Developmental Molecular Mechanisms

BIOGRAPHY

CURRENT POSITIONS:
Peter K Jackson is Director and Staff Scientist at Genentech Inc, Department of Cell Regulation, 1 DNA Way, South San Francisco, California 94080, USA and Stanford University School of Medicine, Department of Pathology

BACKGROUND:
Dr Jackson joined Genentech in 2005 as a Staff Scientist, after ten years as a faculty member at the Stanford University School of Medicine. In 2006, he was named Director of Cell Regulation. As Director of Cell Regulation, he helps define the strategy for therapeutics in critical physiological pathways including cell growth and the cell cycle, and to discover, validate and develop targets in these pathways.

AWARDS AND HONORS:
• Eppley Visiting Professor of Oncology, University Nebraska Medical School 2007
• Elected Pluto Society Member 2005
• Kirsch Scholar 2003
• Hume Faculty Scholar, Stanford University 1999
• William Cohen Memorial Lecturer, Dana-Farber Cancer Institute 1999
• Howard Hughes Medical Institute, New Investigator Award 1998
• Lutje-Stubbs Scholar Award 1998
• American Cancer Society, New Investigator Award 1997
• Baxter Foundation Award 1997
• Merck Fellow of the Life Sciences Research Foundation 1991-1994

RESEARCH INTERESTS:
My laboratory has worked on the biochemistry of the cell cycle, including DNA replication and mitosis. Much of our effort has gone toward understanding how proteolytic degradation by the ubiquitin proteasome system regulates the cell cycle. We have made key contributions to understanding how proteins that regulate the cell cycle, called cyclins, accumulate and are destroyed in vertebrate cells and in eggs. A central finding was our discovery of inhibitors of E3 ubiquitin ligases and their role in cell cycle control. We have identified several critical factors regulating cyclins and have linked their misregulation to cancer, proliferative disease and senescence. We continue to define important regulators in mitosis and in the ubiquitin pathway. Ongoing projects include further definition of ubiquitin pathways important for cancer and new targets associated with mitosis and the cytoskeleton. Further, we have explored how cyclin activity is regulated in animal cells by central G1 signaling events, including those linked to cytokinesis and endocytosis.

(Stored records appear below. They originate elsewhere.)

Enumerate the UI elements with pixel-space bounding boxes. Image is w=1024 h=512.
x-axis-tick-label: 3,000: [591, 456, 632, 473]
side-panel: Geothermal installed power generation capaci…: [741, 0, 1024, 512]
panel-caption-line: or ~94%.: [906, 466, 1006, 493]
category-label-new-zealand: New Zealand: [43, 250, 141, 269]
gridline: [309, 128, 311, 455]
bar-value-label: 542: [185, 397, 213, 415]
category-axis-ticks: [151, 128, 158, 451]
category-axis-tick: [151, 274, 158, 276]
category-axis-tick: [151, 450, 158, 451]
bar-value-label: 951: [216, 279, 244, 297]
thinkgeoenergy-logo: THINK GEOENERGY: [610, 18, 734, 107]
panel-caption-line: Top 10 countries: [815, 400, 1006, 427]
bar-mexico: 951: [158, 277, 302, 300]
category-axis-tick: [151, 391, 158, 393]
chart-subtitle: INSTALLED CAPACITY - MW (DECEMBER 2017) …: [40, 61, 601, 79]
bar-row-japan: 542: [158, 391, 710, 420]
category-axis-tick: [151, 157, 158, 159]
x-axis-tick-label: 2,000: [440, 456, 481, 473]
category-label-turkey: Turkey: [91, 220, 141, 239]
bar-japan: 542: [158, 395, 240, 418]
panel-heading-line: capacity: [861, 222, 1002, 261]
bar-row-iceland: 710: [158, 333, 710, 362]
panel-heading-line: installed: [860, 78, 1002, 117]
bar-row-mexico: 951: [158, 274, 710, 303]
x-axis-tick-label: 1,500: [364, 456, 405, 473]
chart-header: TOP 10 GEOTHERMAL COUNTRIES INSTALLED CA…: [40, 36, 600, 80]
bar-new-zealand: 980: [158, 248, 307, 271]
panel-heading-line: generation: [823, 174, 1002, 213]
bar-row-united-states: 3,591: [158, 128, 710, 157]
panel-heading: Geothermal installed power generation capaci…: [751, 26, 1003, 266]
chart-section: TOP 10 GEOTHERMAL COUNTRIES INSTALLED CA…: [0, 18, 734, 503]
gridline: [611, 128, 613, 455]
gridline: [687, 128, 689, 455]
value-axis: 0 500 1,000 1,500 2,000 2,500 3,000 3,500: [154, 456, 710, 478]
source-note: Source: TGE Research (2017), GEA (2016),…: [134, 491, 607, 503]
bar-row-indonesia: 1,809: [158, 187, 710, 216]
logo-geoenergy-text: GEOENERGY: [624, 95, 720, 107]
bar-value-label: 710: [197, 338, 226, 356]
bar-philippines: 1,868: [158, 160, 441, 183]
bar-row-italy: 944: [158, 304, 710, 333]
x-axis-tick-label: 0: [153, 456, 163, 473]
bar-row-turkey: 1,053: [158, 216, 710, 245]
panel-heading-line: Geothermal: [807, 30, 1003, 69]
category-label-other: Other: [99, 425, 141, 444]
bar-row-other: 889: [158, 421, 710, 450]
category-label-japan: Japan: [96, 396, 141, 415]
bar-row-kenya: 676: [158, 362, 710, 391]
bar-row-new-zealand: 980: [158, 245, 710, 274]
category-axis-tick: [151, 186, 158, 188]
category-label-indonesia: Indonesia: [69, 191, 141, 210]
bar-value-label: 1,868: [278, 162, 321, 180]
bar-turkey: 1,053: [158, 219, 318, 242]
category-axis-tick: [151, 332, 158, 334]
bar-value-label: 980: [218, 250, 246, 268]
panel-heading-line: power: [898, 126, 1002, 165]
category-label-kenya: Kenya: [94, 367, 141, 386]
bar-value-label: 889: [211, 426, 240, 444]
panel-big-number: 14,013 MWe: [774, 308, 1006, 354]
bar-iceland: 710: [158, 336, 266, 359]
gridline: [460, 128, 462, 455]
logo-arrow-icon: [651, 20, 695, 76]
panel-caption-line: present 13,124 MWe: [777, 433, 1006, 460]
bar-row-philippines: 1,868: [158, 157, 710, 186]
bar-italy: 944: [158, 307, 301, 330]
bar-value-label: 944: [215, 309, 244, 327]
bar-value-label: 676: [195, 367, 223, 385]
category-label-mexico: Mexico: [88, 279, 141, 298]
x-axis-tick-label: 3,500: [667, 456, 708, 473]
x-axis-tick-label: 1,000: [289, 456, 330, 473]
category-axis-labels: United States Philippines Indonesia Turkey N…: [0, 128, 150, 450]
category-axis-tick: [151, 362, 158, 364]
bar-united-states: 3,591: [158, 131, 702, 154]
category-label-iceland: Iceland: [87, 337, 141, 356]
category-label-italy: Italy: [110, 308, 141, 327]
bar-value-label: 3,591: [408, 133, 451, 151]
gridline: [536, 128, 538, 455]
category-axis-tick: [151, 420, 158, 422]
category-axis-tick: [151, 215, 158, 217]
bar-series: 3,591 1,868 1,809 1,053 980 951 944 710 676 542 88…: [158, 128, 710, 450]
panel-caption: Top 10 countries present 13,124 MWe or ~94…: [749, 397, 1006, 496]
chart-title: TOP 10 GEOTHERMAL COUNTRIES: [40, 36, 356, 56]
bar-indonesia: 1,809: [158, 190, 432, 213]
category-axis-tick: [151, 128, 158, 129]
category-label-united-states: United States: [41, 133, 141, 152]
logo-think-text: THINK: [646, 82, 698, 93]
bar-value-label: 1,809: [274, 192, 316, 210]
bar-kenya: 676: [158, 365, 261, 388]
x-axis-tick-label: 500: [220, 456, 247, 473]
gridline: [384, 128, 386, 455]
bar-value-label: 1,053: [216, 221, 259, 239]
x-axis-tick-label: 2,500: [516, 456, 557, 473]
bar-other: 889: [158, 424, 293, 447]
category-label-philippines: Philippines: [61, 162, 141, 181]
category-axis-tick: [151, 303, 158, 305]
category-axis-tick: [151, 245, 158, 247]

Our recent work has also focused on signaling through the primary cilium. The primary cilium is an organelle with critical roles in signaling in tissues including the retina, nervous system, kidney and sensory organs. The importance of the cilia in signaling was only recently appreciated, but this structure organizes a still unknown number of receptor systems. These pathways are genetically linked to important degenerative diseases including renal cystic disease, obesity, diabetes, retinopathies and cancer signaling. We have used proteomic approaches to define regulatory networks linked to proteins that are defective in human diseases called ciliopathies. We are looking for critical receptor classes linked to these diseases and evaluating the therapeutic opportunities presented by these receptors.